Nous avons utilisé comme paramètres 2000 générations, 20 chromosomes, un taux de mutation de 0,01, et les deux meilleurs chromosomes survivent dans la génération suivante.

Lors de l’analyse de la Figure 39, nous constatons que les algorithmes génétiques plaque par plaques donnent de meilleurs résultats que ceux optimisant directement la totalité des composés. La taille des chromosomes joue donc bien un rôle important dans l’obtention de bons résultats par ces méthodes.

Pour avoir une idée du travail effectué par les algorithmes génétiques, pour 12 plaques, le nombre de solutions évaluées est de 480 000 (12 plaques * 2000 générations * 20 chromosomes).
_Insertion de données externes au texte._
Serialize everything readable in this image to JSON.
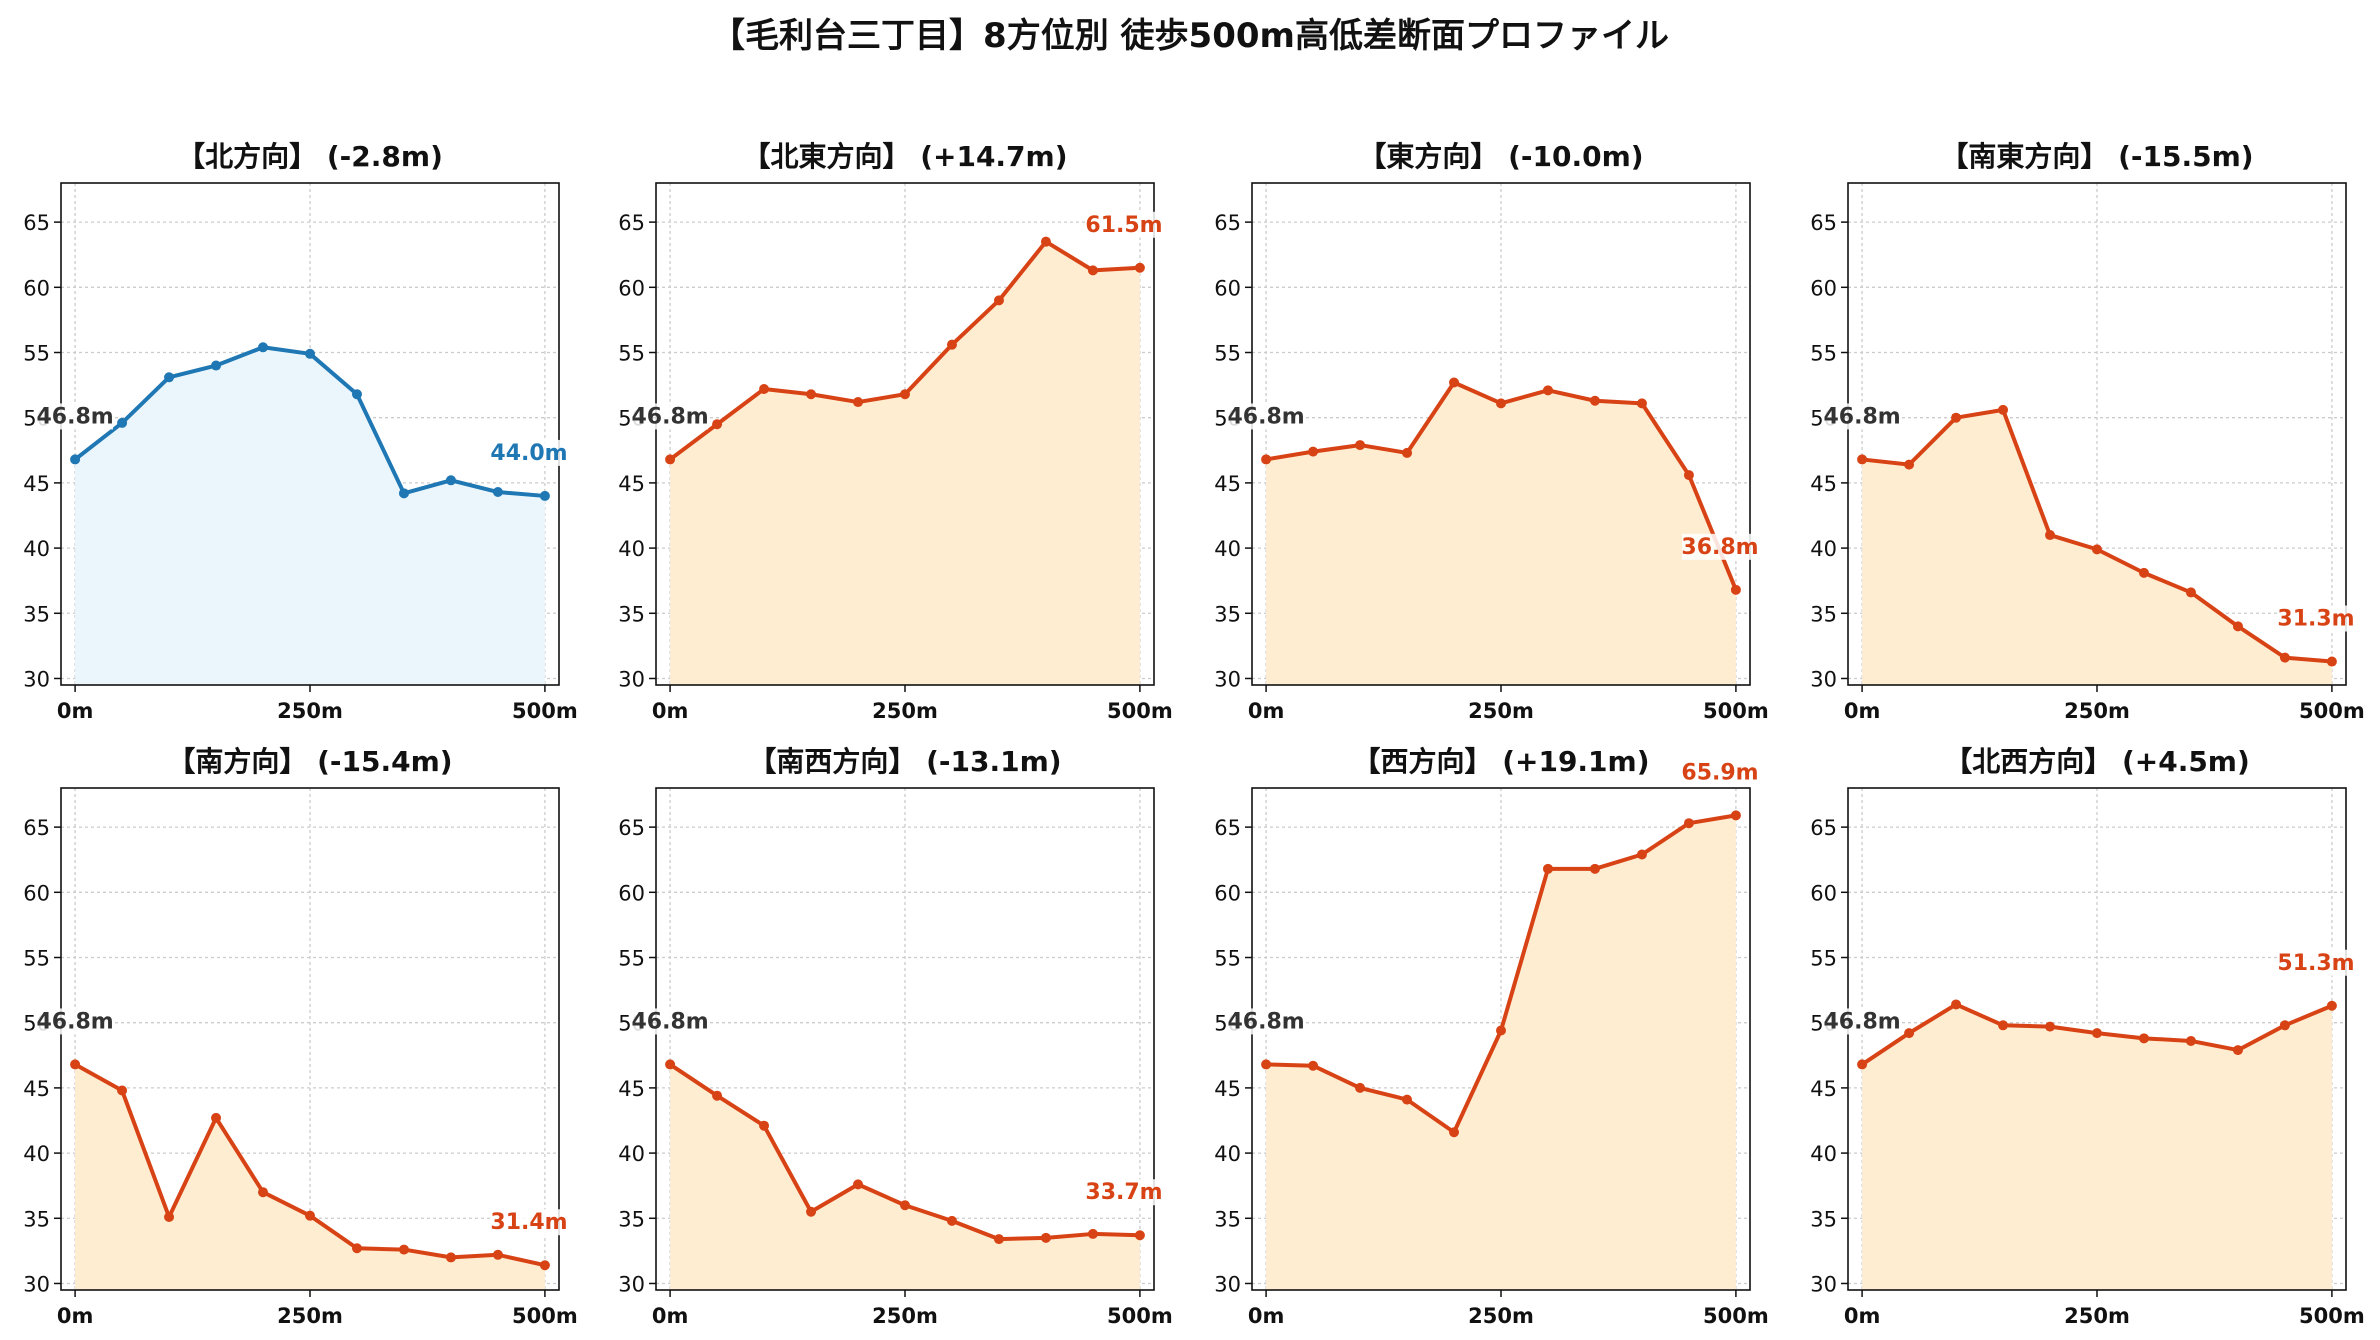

C.Mise en plaques concrète de la chimiothèque réelle ICOA


D’après les tests précédents nous avons choisi l’algorithme Maxmin, utilisant une diversité à la fois par frameworks et par fingerprints, pour la mise en plaques de la chimiothèque ICOA. Cet algorithme a été choisi pour ses résultats et sa rapidité. Nous utiliserons des plaques à 96 puits, avec 80 composés par plaques.
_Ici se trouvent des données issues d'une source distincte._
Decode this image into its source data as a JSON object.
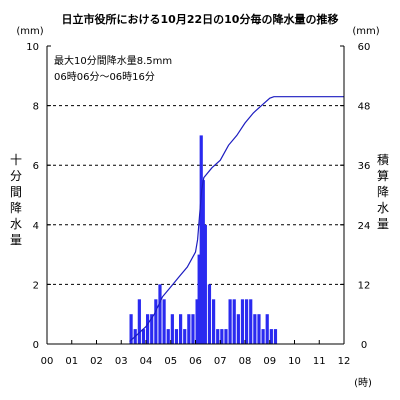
{
  "chart_data": {
    "type": "bar",
    "title": "日立市役所における10月22日の10分毎の降水量の推移",
    "annotation": {
      "line1": "最大10分間降水量8.5mm",
      "line2": "06時06分～06時16分"
    },
    "x_axis": {
      "ticks": [
        "00",
        "01",
        "02",
        "03",
        "04",
        "05",
        "06",
        "07",
        "08",
        "09",
        "10",
        "11",
        "12"
      ],
      "unit": "(時)",
      "range_hours": [
        0,
        12
      ]
    },
    "y_left": {
      "label": "十分間降水量",
      "unit": "(mm)",
      "ticks": [
        0,
        2,
        4,
        6,
        8,
        10
      ],
      "ylim": [
        0,
        10
      ]
    },
    "y_right": {
      "label": "積算降水量",
      "unit": "(mm)",
      "ticks": [
        0,
        12,
        24,
        36,
        48,
        60
      ],
      "ylim": [
        0,
        60
      ]
    },
    "grid": {
      "horizontal_dashed_at_left": [
        2,
        4,
        6,
        8
      ],
      "vertical_ticks_every_hour": true
    },
    "colors": {
      "bars": "#2a2af0",
      "line": "#1c1cc0",
      "axis": "#000000",
      "grid": "#000000"
    },
    "series": [
      {
        "name": "十分間降水量",
        "kind": "bar",
        "axis": "left",
        "points": [
          {
            "t": "03:20",
            "v": 1.0
          },
          {
            "t": "03:30",
            "v": 0.5
          },
          {
            "t": "03:40",
            "v": 1.5
          },
          {
            "t": "03:50",
            "v": 0.5
          },
          {
            "t": "04:00",
            "v": 1.0
          },
          {
            "t": "04:10",
            "v": 1.0
          },
          {
            "t": "04:20",
            "v": 1.5
          },
          {
            "t": "04:30",
            "v": 2.0
          },
          {
            "t": "04:40",
            "v": 1.5
          },
          {
            "t": "04:50",
            "v": 0.5
          },
          {
            "t": "05:00",
            "v": 1.0
          },
          {
            "t": "05:10",
            "v": 0.5
          },
          {
            "t": "05:20",
            "v": 1.0
          },
          {
            "t": "05:30",
            "v": 0.5
          },
          {
            "t": "05:40",
            "v": 1.0
          },
          {
            "t": "05:50",
            "v": 1.0
          },
          {
            "t": "06:00",
            "v": 1.5
          },
          {
            "t": "06:05",
            "v": 3.0
          },
          {
            "t": "06:10",
            "v": 7.0
          },
          {
            "t": "06:15",
            "v": 5.5
          },
          {
            "t": "06:20",
            "v": 4.0
          },
          {
            "t": "06:30",
            "v": 2.0
          },
          {
            "t": "06:40",
            "v": 1.5
          },
          {
            "t": "06:50",
            "v": 0.5
          },
          {
            "t": "07:00",
            "v": 0.5
          },
          {
            "t": "07:10",
            "v": 0.5
          },
          {
            "t": "07:20",
            "v": 1.5
          },
          {
            "t": "07:30",
            "v": 1.5
          },
          {
            "t": "07:40",
            "v": 1.0
          },
          {
            "t": "07:50",
            "v": 1.5
          },
          {
            "t": "08:00",
            "v": 1.5
          },
          {
            "t": "08:10",
            "v": 1.5
          },
          {
            "t": "08:20",
            "v": 1.0
          },
          {
            "t": "08:30",
            "v": 1.0
          },
          {
            "t": "08:40",
            "v": 0.5
          },
          {
            "t": "08:50",
            "v": 1.0
          },
          {
            "t": "09:00",
            "v": 0.5
          },
          {
            "t": "09:10",
            "v": 0.5
          }
        ]
      },
      {
        "name": "積算降水量",
        "kind": "line",
        "axis": "right",
        "points": [
          {
            "t": "03:20",
            "v": 0.5
          },
          {
            "t": "03:40",
            "v": 2
          },
          {
            "t": "04:00",
            "v": 3.5
          },
          {
            "t": "04:20",
            "v": 6
          },
          {
            "t": "04:40",
            "v": 9.5
          },
          {
            "t": "05:00",
            "v": 11.5
          },
          {
            "t": "05:20",
            "v": 13.5
          },
          {
            "t": "05:40",
            "v": 15.5
          },
          {
            "t": "06:00",
            "v": 18.5
          },
          {
            "t": "06:05",
            "v": 21
          },
          {
            "t": "06:10",
            "v": 26
          },
          {
            "t": "06:15",
            "v": 31
          },
          {
            "t": "06:20",
            "v": 33.5
          },
          {
            "t": "06:40",
            "v": 35.5
          },
          {
            "t": "07:00",
            "v": 37
          },
          {
            "t": "07:20",
            "v": 40
          },
          {
            "t": "07:40",
            "v": 42
          },
          {
            "t": "08:00",
            "v": 44.5
          },
          {
            "t": "08:20",
            "v": 46.5
          },
          {
            "t": "08:40",
            "v": 48
          },
          {
            "t": "09:00",
            "v": 49.5
          },
          {
            "t": "09:10",
            "v": 49.8
          },
          {
            "t": "10:00",
            "v": 49.8
          },
          {
            "t": "11:00",
            "v": 49.8
          },
          {
            "t": "12:00",
            "v": 49.8
          }
        ]
      }
    ]
  }
}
Sur les 1671 composés que nous considérons pour notre étude, nous en mettrons 480 en plaques. Nous sélectionnerons 80 molécules en plus afin de pallier à des problèmes de masses disponibles.
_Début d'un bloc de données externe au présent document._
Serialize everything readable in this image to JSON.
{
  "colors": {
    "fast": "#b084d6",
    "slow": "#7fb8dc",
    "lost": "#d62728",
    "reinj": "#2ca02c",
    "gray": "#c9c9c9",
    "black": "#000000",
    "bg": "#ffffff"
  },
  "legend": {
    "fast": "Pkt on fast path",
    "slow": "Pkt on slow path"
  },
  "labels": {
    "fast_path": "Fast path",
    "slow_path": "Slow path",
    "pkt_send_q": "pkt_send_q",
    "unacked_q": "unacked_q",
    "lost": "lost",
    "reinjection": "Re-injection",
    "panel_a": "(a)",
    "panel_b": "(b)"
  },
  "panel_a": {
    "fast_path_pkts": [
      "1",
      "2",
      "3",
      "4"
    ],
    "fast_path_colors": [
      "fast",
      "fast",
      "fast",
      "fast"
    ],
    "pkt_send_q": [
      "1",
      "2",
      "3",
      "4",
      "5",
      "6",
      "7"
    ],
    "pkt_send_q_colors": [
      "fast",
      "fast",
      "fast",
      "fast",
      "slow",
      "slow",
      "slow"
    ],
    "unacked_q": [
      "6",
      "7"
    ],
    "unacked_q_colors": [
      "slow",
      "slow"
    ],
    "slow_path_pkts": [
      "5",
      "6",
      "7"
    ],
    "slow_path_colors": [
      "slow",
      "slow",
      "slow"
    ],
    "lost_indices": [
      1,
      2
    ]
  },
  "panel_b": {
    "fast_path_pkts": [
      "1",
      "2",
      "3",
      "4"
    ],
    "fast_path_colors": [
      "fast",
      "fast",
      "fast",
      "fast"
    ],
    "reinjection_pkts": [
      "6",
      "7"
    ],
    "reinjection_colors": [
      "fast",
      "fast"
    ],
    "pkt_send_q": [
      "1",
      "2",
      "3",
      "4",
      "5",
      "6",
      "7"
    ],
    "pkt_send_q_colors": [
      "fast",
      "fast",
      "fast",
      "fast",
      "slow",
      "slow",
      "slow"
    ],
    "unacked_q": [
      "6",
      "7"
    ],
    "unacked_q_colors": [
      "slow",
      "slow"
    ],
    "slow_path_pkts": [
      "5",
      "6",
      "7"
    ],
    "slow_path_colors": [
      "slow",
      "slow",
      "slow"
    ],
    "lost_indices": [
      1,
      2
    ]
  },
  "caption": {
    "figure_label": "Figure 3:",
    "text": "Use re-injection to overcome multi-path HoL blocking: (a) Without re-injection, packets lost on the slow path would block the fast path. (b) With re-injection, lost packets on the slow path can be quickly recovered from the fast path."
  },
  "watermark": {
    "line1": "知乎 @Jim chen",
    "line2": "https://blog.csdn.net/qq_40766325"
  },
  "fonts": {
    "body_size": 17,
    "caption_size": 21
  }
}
La première étape de la mise en plaque consiste en la création de plaques grand-mères comportant dans chaque puits 1 mL de solution à 10 mM. La masse molaire moyenne des composés étant de 324 g.mol-1, on mettra 3,2 g de produit en solution dans 1 mL de DMSO.

Les deux prochaines étapes ont été réalisées à l’aide d’un robot par la société GreenPharma. Les plaques grand-mère seront tout d’abord réparties en 10 plaques mères contenant chacune 100 L à 10 mM. On additionnera 10 L de ces plaques mères à 90 L de DMSO pour créer les plaques filles, qui auront donc une concentration de 1 mM.

Ce processus de mise en plaque permet donc la génération de 100 plaques filles. Ces plaques seront dans un premier temps testées lors de collaborations universitaires. La chimiothèque ICOA mise en plaque sera également utilisée dans le cadre du projet BioPhenics, porté par l’Institut Curie, qui utilise un système de criblage basé sur l’imagerie cellulaire afin d’identifier de nouveaux principes actifs, notamment dans le domaine des anticancéreux. Toujours dans le cadre de cette collaboration, nous utiliserons nos algorithmes pour réaliser une filtration et une proposition de mise en plaque de la chimiothèque de l’Institut Curie.